Google knows the importance of keeping your information safe; and they work diligently to ensure the Android experience, for both consumers and businesses, is one centered on device and data security. This is especially true for enterprise users, where the possibility of personal and business data overlap can occur. If your staff works with Android and you’re a customer of Google Mobile Management, you will soon notice a fairly important change coming with version 7.55 of the Google Apps Device Policy.
The change is simple, yet crucial, and one that helps Google to promote the use of Work Profiles. Why? Simple. The sandboxing of business data should be a top priority for businesses, which is why Google has shifted the Google Apps Device Policy such that it will now, by default, utilize an Android for Work, IT-managed work profile for those customers that meet specific requirements. Said requirements are:
- Your company uses Google Mobile Management (GMM) for Android
- Android at work is enabled for the entire organization (or an organizational unit)
- The organization using GMM and is whitelisting apps in managed Play
- Devices must support work profiles
- The Google Apps Device Policy app being used for enrollment is version >= 7.55
Should your company/devices meet the above requirements, when you enroll new devices, users will now find a default work profile available. With this work profile, users will be able to access the managed Google Play store and install apps that have been curated and whitelisted by the GMM administrator. This enabled policy will also provide well-defined separation between personal and corporate data in such a way that the GMM administrator cannot accidentally remove a user’s personal data. This works in conjunction with the other features an administrator can manage through GMM:
- Device password strength
- Device password length
- Number of invalid passwords allowed before the device is wiped
- Number of recently expired passwords that are blocked
- Number of days before a device password expires
- Number of idle minutes before a device automatically locks
- Application auditing
- Remote account removal from a device
- Remote wipe a device
- Device policy app version requirements
- Number of days device is not synced before wiping
- Blocking of security-compromised devices
- Configure Wi-Fi networks
- Manage network access certificates
This is a change that is long overdue. When a company makes use of Mobile Device Management for staff/employees, the idea is to ensure the integrity and security of sensitive data. Without a work profile in place, company data is not sandboxed from personal data and that is a disaster waiting to be unleashed.

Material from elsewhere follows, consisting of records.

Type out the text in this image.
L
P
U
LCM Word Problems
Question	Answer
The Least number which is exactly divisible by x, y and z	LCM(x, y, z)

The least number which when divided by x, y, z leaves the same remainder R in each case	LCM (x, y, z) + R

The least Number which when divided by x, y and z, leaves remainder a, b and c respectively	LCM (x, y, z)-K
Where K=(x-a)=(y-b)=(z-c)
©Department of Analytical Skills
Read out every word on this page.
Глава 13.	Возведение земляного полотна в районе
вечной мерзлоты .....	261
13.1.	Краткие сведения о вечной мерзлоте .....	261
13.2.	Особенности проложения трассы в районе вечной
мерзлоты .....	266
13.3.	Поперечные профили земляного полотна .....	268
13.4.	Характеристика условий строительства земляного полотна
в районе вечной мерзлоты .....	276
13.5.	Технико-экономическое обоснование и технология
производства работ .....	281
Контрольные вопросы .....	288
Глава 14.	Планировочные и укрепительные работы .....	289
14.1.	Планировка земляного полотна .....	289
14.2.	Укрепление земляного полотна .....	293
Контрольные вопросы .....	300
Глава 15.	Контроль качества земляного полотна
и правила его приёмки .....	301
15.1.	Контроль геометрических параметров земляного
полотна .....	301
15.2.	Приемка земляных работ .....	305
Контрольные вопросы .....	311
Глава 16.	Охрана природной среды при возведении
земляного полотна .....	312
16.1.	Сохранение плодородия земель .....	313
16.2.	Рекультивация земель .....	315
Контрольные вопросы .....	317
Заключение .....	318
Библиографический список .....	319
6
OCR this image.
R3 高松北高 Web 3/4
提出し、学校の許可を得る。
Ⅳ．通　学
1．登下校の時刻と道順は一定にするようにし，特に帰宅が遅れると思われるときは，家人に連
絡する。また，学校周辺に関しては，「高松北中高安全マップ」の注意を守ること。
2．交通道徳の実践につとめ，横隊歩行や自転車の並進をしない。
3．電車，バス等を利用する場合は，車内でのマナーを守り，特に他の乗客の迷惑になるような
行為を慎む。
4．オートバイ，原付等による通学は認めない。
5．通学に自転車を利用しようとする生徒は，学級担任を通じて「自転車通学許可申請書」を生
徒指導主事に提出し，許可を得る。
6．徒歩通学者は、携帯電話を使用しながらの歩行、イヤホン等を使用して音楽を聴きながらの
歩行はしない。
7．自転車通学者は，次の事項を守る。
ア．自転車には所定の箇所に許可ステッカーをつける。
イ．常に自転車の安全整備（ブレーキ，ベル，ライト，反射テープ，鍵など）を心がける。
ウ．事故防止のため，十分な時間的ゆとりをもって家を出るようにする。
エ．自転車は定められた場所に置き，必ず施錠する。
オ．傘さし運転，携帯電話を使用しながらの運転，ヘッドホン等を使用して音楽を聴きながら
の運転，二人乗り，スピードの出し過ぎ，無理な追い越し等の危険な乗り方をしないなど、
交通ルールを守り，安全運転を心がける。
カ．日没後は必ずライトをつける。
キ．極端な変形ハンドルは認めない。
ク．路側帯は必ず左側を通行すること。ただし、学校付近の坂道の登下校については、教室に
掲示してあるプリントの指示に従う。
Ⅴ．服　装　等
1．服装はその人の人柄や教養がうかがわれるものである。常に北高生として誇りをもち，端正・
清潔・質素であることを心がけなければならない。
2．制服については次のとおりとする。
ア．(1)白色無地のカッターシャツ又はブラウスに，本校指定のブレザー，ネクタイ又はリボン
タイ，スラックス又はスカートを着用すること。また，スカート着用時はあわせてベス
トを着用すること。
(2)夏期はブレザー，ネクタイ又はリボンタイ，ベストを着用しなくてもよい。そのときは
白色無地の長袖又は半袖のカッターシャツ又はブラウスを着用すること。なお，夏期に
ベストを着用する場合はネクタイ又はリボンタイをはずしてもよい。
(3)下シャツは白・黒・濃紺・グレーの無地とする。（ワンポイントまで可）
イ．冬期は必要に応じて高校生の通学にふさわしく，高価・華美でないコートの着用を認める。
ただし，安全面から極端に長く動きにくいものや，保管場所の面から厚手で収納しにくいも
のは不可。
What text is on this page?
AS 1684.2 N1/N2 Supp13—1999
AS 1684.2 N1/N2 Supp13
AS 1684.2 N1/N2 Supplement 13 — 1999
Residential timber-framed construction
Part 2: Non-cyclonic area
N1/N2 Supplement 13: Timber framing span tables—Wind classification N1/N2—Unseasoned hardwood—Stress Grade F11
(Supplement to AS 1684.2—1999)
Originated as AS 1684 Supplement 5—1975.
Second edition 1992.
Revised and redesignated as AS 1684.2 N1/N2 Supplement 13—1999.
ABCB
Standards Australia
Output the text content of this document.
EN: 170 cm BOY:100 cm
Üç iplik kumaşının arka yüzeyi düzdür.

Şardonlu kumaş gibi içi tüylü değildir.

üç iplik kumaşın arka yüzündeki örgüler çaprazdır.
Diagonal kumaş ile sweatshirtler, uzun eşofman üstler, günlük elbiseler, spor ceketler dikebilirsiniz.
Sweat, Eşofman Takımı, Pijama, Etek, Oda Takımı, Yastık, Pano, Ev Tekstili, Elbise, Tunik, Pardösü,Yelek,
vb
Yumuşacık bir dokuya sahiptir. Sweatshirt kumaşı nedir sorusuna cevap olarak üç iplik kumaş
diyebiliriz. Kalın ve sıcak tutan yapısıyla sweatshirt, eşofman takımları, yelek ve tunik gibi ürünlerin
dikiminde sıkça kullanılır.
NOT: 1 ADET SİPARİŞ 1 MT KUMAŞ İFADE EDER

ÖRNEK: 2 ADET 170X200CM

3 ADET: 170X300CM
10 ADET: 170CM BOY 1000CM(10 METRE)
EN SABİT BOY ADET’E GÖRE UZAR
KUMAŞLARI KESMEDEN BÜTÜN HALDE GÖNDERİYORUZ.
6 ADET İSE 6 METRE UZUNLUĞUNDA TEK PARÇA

With an Android For Work profile in place, it becomes significantly more challenging for anyone to steal company data. If you’re unsure of the importance of work profiles, consider these features:
- Supported devices will isolate corporate data and personal data, so users only need work with one piece of hardware
- Administrators can curate and whitelist applications that are needed/required for corporate use
- IT administrators cannot erase personal emails, photos, or other personal data (but can easily wipe the content within the work profile)
Can users opt-out?
In a word, yes. If your corporate policy allows for opting out of using a work profile. Should you do this? Clearly the choice is up to your company, but there is a reason Google is opting to bring about this change. In the current mobile landscape, security of corporate data has become an unavoidable issue. With more and more vulnerabilities found on the major mobile platforms, and users frequently working with a single device, for both personal and company data, providers and manufacturers have to do everything they can to protect the interests of both companies and individuals. This change in the Google Apps Device Policy should go a long way to aid in that protection.
So long as users don’t opt out.
When does the change take effect?
Starting June 5, 2017, the release of the Google Apps Device v7.55 will include this change. The release will be available to all G Suite editions.